Le programme de ce soir, éclectique comme le répertoire de Christine Schäfer, fait se succéder trois compositeurs on ne peut plus différents. Seuls les vers de Verlaine mis en musique par Debussy justifient l'inclusion de ce récital dans le cycle "Rimbaud Verlaine" du Musée d'Orsay, mais peu importe. Christine Schäfer et Eric Schneider réussissent à nimber les trois dans un même halo poétique, une atmosphère musicale évoquant le cabaret, ce que l'intimité de la salle permet et renforce.
On n'imaginait pas dans Brahms la voix claire et l'émission parfois droite de Christine Schäfer. Couplée avec Eric Schneider qui le déstructure en lui donnant souvent le rubato et le swing d'un piano-bar, le résultat est effectivement étrange quoique séduisant.

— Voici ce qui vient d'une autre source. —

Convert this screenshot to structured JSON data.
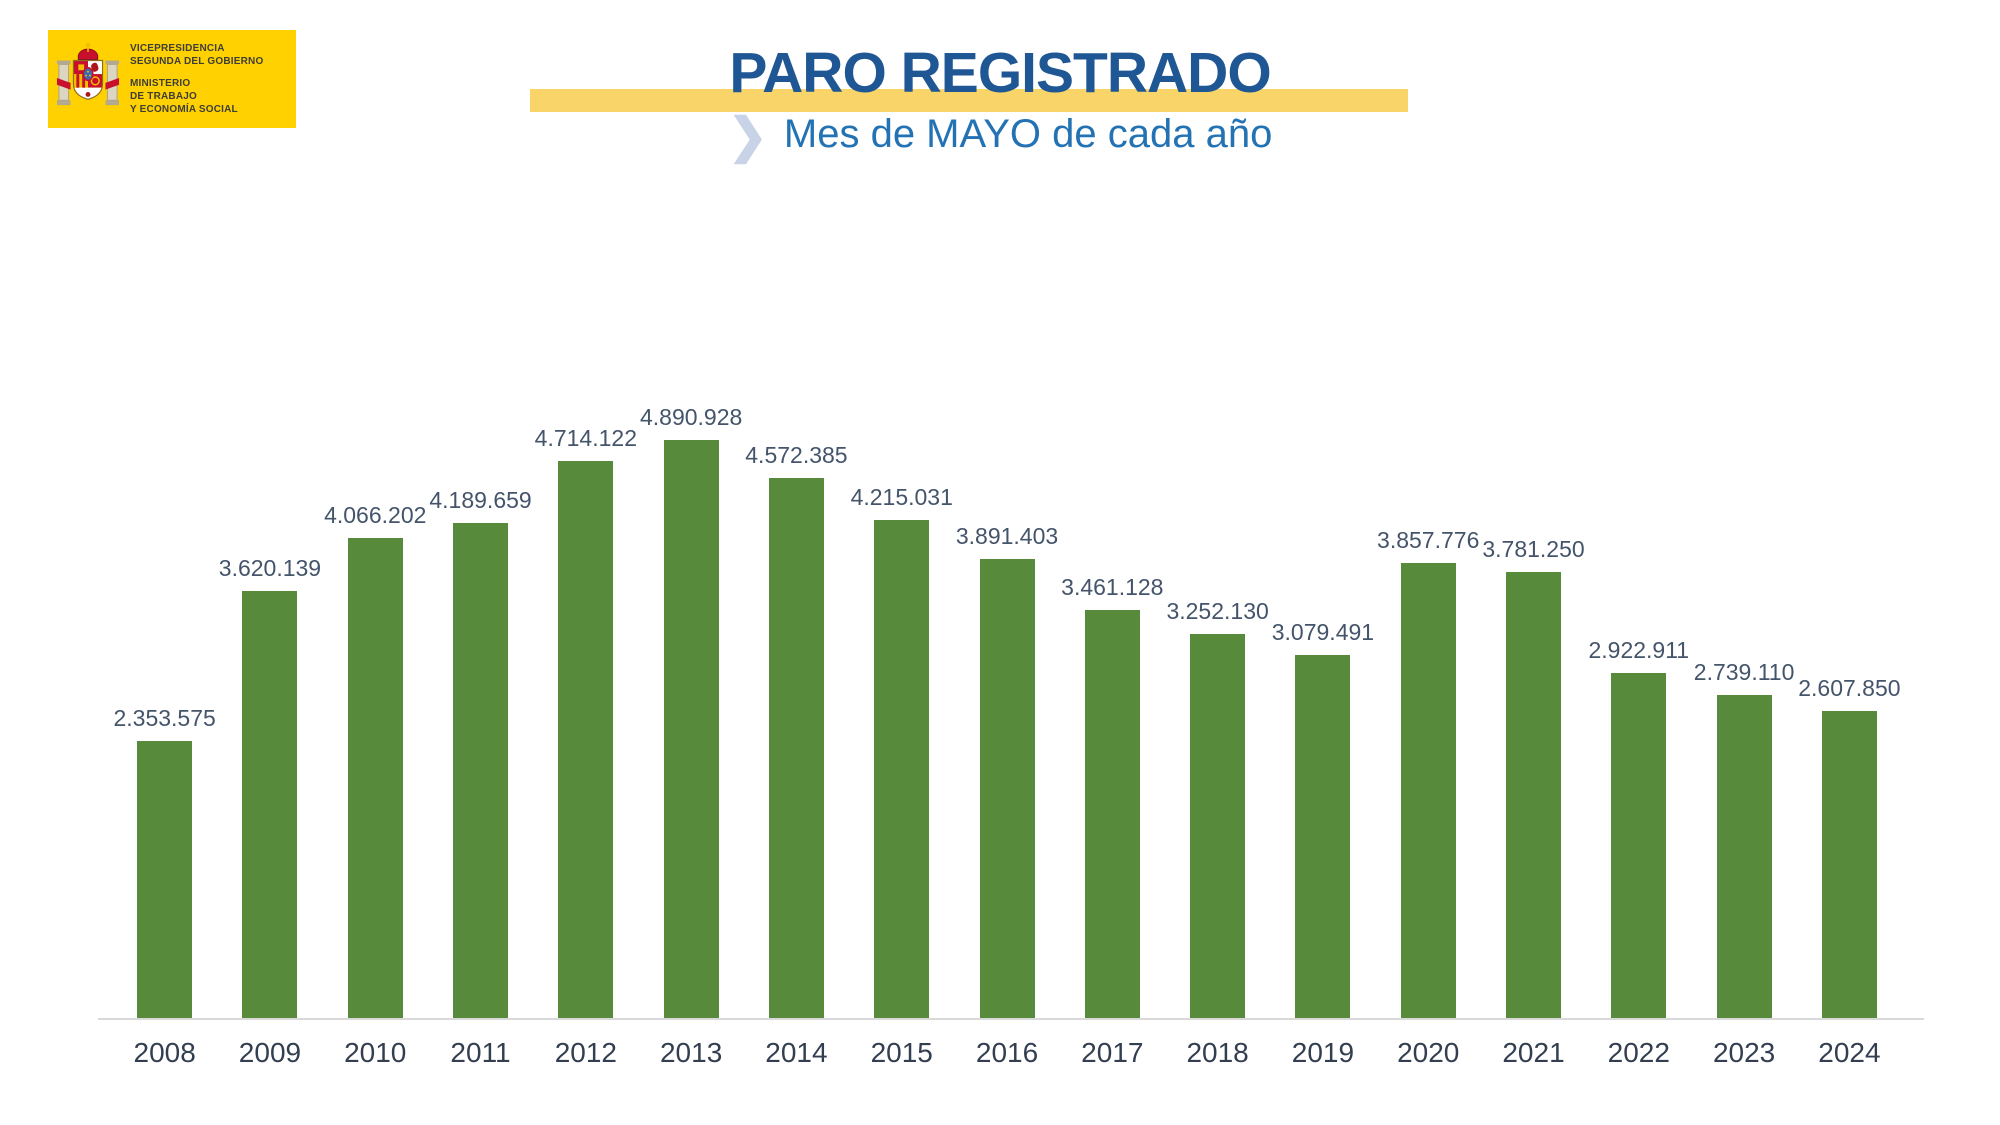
{
  "header": {
    "logo": {
      "org_top": [
        "VICEPRESIDENCIA",
        "SEGUNDA DEL GOBIERNO"
      ],
      "org_bottom": [
        "MINISTERIO",
        "DE TRABAJO",
        "Y ECONOMÍA SOCIAL"
      ],
      "background_color": "#FFD100"
    },
    "title": "PARO REGISTRADO",
    "subtitle": "Mes de MAYO de cada año",
    "title_color": "#1F5795",
    "subtitle_color": "#2272B4",
    "band_color": "#F8D469",
    "chevron_icon": "❯"
  },
  "chart_data": {
    "type": "bar",
    "title": "PARO REGISTRADO",
    "subtitle": "Mes de MAYO de cada año",
    "categories": [
      "2008",
      "2009",
      "2010",
      "2011",
      "2012",
      "2013",
      "2014",
      "2015",
      "2016",
      "2017",
      "2018",
      "2019",
      "2020",
      "2021",
      "2022",
      "2023",
      "2024"
    ],
    "values": [
      2353575,
      3620139,
      4066202,
      4189659,
      4714122,
      4890928,
      4572385,
      4215031,
      3891403,
      3461128,
      3252130,
      3079491,
      3857776,
      3781250,
      2922911,
      2739110,
      2607850
    ],
    "value_labels": [
      "2.353.575",
      "3.620.139",
      "4.066.202",
      "4.189.659",
      "4.714.122",
      "4.890.928",
      "4.572.385",
      "4.215.031",
      "3.891.403",
      "3.461.128",
      "3.252.130",
      "3.079.491",
      "3.857.776",
      "3.781.250",
      "2.922.911",
      "2.739.110",
      "2.607.850"
    ],
    "xlabel": "",
    "ylabel": "",
    "ylim": [
      0,
      4890928
    ],
    "grid": false,
    "legend": false,
    "data_labels": true,
    "bar_color": "#578A3A",
    "value_label_color": "#44546A",
    "axis_label_color": "#333F50",
    "axis_line_color": "#D9D9D9"
  }
}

Techniquement, Christine Schäfer souffre surtout de sa respiration haute et de son émission du coup souvent expirée, produite par l'affaissement de sa cage thoracique. De là des sons tenus peu vibrants, à la justesse fluctuante, un souffle parfois court en fin de phrase et un peu d'air sur la voix.
Christine Schäfer chante bien la langue française, à l'exception de quelques nasales, notamment les "in" insuffisamment nasalisés laissant entendre leur équivalent non nasalisé "è". Eric Schneider est modérément debussyste, mais là aussi une réelle atmosphère se dégage et séduit.
Avec les Apparitions (1979) de Crumb (né en 1929), les deux interprètes semblent enfin "rentrer chez eux" et s'engager pleinement dans une oeuvre qui leur tient à coeur et correspond à leur sensibilité comme à leurs moyens. Difficiles ou distantes pour d'autres, ces Apparitions sont ici offertes avec une merveilleuse évidence. Peut-être moins répétés, Brahms et Debussy semblent a posteriori avoir été interprétés "à la Crumb", par des interprètes déjà investis dans cette dernière oeuvre de leur programme.
À écouter le 18 mai 2005 à 15h sur France-Musiques.